A classificação etária da peça é 16 anos e a entrada é gratuita, como em toda atividade cultural do Festival de Inverno da UFMG. A limitação de público da sala onde o espetáculo será encenado é de 60 pessoas.
“Quando escolho um texto, eu sei que vou portar esse texto por muitos anos, porque eu gosto de fazer e refazer, retomar o texto várias vezes. Há textos que fiz há 25 anos e que ainda refaço: quando começo a trabalhar, eu espero que seja por muito tempo”, explica François Kahn.
O ator diz só escolher textos que são “como um reflexo da minha vida, das minhas preocupações, do meu modo de sentir e de ver o mundo”: “devo amar realmente o texto”, afirma. “E por isso é muito complicado escolher os textos. Só escolho os que eu verdadeiramente quero ‘defender’. Que é o que aconteceu com este conto", diz, citando Tchekhov. "Quando o reencontrei, muito tempo depois de tê-lo lido, soube que era algo que eu queria fazer”, lembra.
Considerado um dos grandes nomes do teatro contemporâneo, François Kahn é ator, diretor, dramaturgo e pedagogo teatral. Entre 1973 e 1985, foi aluno do diretor polonês Jerzy Grotowski, um dos principais teatrólogos do século 20. No decorrer de sua trajetória, Kahn desenvolveu sua própria linha de trabalho, intitulada Teatro de Câmara, em que busca eliminar as barreiras formais e sociais entre ator e espectador. Hoje, desenvolve atividades na França, na Itália e no Brasil.
O trabalho de Kahn é fortemente atravessado pela literatura, e durante o Festival o ator também está ministrando a residência artística Memórias inventadas: um laboratório teatral sobre a improvisação estruturada, a partir de textos de Manoel de Barros, cujas inscrições já se encerraram.

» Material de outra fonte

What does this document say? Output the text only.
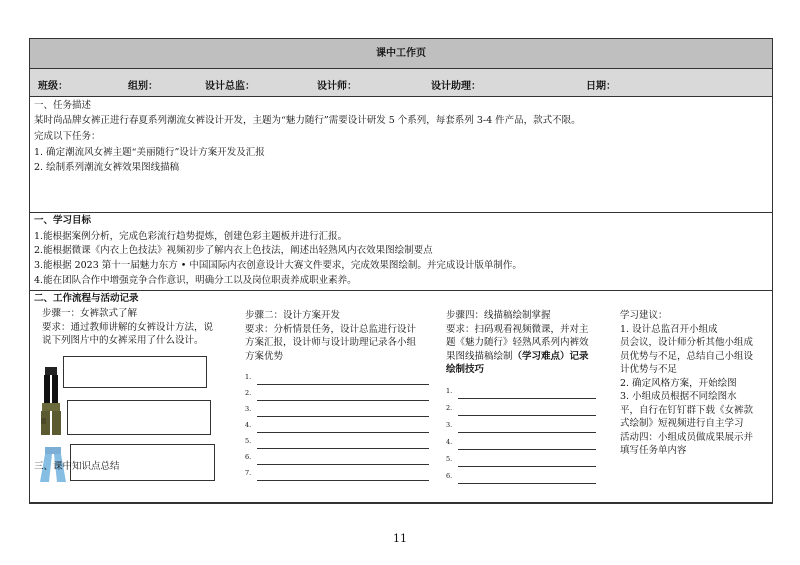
课中工作页
班级：	组别：	设计总监：	设计师：	设计助理：	日期：
一、任务描述
某时尚品牌女裤正进行春夏系列潮流女裤设计开发，主题为“魅力随行”需要设计研发 5 个系列，每套系列 3-4 件产品，款式不限。
完成以下任务：
1. 确定潮流风女裤主题“美丽随行”设计方案开发及汇报
2. 绘制系列潮流女裤效果图线描稿
一、学习目标
1.能根据案例分析，完成色彩流行趋势提炼，创建色彩主题板并进行汇报。
2.能根据微课《内衣上色技法》视频初步了解内衣上色技法，阐述出轻熟风内衣效果图绘制要点
3.能根据 2023 第十一届魅力东方 • 中国国际内衣创意设计大赛文件要求，完成效果图绘制。并完成设计版单制作。
4.能在团队合作中增强竞争合作意识，明确分工以及岗位职责养成职业素养。
二、工作流程与活动记录
步骤一：女裤款式了解
要求：通过教师讲解的女裤设计方法，说
说下列图片中的女裤采用了什么设计。
步骤二：设计方案开发
要求：分析情景任务，设计总监进行设计
方案汇报，设计师与设计助理记录各小组
方案优势
1.
2.
3.
4.
5.
6.
7.
步骤四：线描稿绘制掌握
要求：扫码观看视频微课，并对主
题《魅力随行》轻熟风系列内裤效
果图线描稿绘制（学习难点）记录
绘制技巧
1.
2.
3.
4.
5.
6.
学习建议：
1. 设计总监召开小组成
员会议，设计师分析其他小组成
员优势与不足，总结自己小组设
计优势与不足
2. 确定风格方案，开始绘图
3. 小组成员根据不同绘图水
平，自行在钉钉群下载《女裤款
式绘制》短视频进行自主学习
活动四：小组成员做成果展示并
填写任务单内容
三、课中知识点总结
11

No curso, estudantes e profissionais de teatro estão realizando a composição individual de uma breve cena a partir da improvisação sobre lembranças pessoais, e uma composição de grupo, partindo fragmentos literários.
É preciso reeducar(-se)
Priscila Rezende se graduou em artes plásticas na Escola Guignard, da Universidade do Estado de Minas Gerais (Uemg), em 2011, e desde 2010 trabalha com performance, tendo se apresentado em cidades como Londres, Nova York e Berlim, além de no Brasil. No início de 2018, realizou residência artística na Central Saint Martins, em Londres, Inglaterra, uma das principais referências no ensino de arte e design no mundo. O trabalho que apresentará no Festival de Inverno, levado a público pela primeira vez em Berlim, Alemanha, em 2016, “é uma reescrita dos mitos cristãos em que fui ensinada a acreditar”, explica a artista.
Na performance, Priscila usa óleo de dendê para escrever em uma bíblia o mito da criação do mundo conforme a cultura iorubá, de matriz africana. Vinda de família evangélica, Priscila conta que, quando criança, foi criada em meio ao racismo e ao preconceito em relação à cultura afro-brasileira e suas religiões. “Ao me aproximar das questões referentes ao racismo, à negritude e à ancestralidade, entendi que as culturas africanas não eram aquilo que me ensinaram quando criança. Então, a ideia do meu trabalho é essa, de fazer uma espécie de reaprendizado”.
Na medida em que a intervenção ocorre sobre as páginas da bíblia, elas vão sendo expostas em um painel. A ação dura em torno de quatro horas e será realizada no pátio externo do Conservatório UFMG, a partir das 15h, até as vésperas da conferência de Grace Passô.